There was Gerry Harvey on Wednesday positively ebullient about the positive results for Gerry Harvey, which he attributed largely to the Turnbull effect and growing consumer confidence.

At the same time Dick Smith was announcing the opposite result for its retailer with the share price savaged 30% after a profit downgrade they blamed on the lack of customer confidence - in their company at least.

The difference might come down to two simple words. Private equity.

You will recall a few years ago, Woolworths couldn't give away their Dick Smith subsidiary. I'm not joking, the price tag was $20 million.

A private equity group Anchorage Capital eventually paid all up $100 million.

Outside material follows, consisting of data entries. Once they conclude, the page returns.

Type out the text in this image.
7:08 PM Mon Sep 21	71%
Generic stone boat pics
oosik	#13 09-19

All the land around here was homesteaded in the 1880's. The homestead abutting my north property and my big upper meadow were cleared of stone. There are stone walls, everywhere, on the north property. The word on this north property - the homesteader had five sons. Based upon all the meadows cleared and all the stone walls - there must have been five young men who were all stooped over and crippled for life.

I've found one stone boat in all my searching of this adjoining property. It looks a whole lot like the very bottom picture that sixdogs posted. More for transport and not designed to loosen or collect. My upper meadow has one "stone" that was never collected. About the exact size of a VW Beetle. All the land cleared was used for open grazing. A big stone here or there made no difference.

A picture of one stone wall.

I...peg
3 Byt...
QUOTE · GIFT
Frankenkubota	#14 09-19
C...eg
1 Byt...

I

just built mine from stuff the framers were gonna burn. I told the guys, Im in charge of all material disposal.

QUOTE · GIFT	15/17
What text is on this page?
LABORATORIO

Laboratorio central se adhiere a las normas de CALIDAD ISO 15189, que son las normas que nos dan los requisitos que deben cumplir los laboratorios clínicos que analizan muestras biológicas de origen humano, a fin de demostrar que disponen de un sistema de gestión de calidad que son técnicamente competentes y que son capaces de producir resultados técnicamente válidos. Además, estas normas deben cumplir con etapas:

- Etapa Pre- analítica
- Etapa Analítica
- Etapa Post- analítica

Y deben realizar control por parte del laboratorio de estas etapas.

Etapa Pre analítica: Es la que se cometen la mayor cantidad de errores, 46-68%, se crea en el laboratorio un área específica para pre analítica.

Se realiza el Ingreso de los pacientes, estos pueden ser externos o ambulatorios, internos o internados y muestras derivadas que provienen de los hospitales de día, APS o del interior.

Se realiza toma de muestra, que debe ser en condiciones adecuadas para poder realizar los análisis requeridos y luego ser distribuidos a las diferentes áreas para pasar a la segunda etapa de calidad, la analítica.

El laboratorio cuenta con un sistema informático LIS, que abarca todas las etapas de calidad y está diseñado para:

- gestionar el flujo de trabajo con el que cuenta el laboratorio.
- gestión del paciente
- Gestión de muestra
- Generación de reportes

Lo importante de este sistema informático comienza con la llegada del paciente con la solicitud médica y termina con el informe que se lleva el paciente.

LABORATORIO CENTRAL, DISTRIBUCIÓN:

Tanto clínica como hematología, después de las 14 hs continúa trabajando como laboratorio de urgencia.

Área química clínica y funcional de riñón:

They did the usual private equity thing of slash and burn. Cutting costs, dressing it up as great management and then hyped it up to the market.

The market fell for it, valuing the company at $500 million only a year later when it floated. The smarties mocked Woolies for being incompetent and the great private equity types for "unlocking the value".

The private equity guys are geniuses goes the mantra.

Blah Blah Blah.

Heard it all before and know how it ends.

Yep. This week the company lost another 30 percent, down 58 percent this year and more than half what they were when floated.

And the private equity owners? Not their problem your worship, they exited last year before it all suddenly went pear-shaped.

Let me repeat that. Anchorage Capital sold out for $340 million last September. 

Geniuses indeed.

And this is not a unique phenomenon. Not even for an Australian retailer. Can anyone forget the great Myer debacle only a few years ago after they were bought by TPG. Certainly not the poor staff and customers who saw the company decimated in the name of cost efficiencies.

Certainly not the poor investors who bought the over-hyped, over valued shares.

Certainly not the private equity owners who took every single cent of the $2 billion profit out of the bank account for overseas homes within hours of their coup.

Maybe Woolies was right about the Dick Smith value all along and there is another word for the private equity geniuses. Or we are all gullible.

Let's hope "private equity" doesn't get its grubby mitts on beleagured Woolies itself given the shocker of a year it is having.

Then again they might deserve it. The rest of us certainly don't though.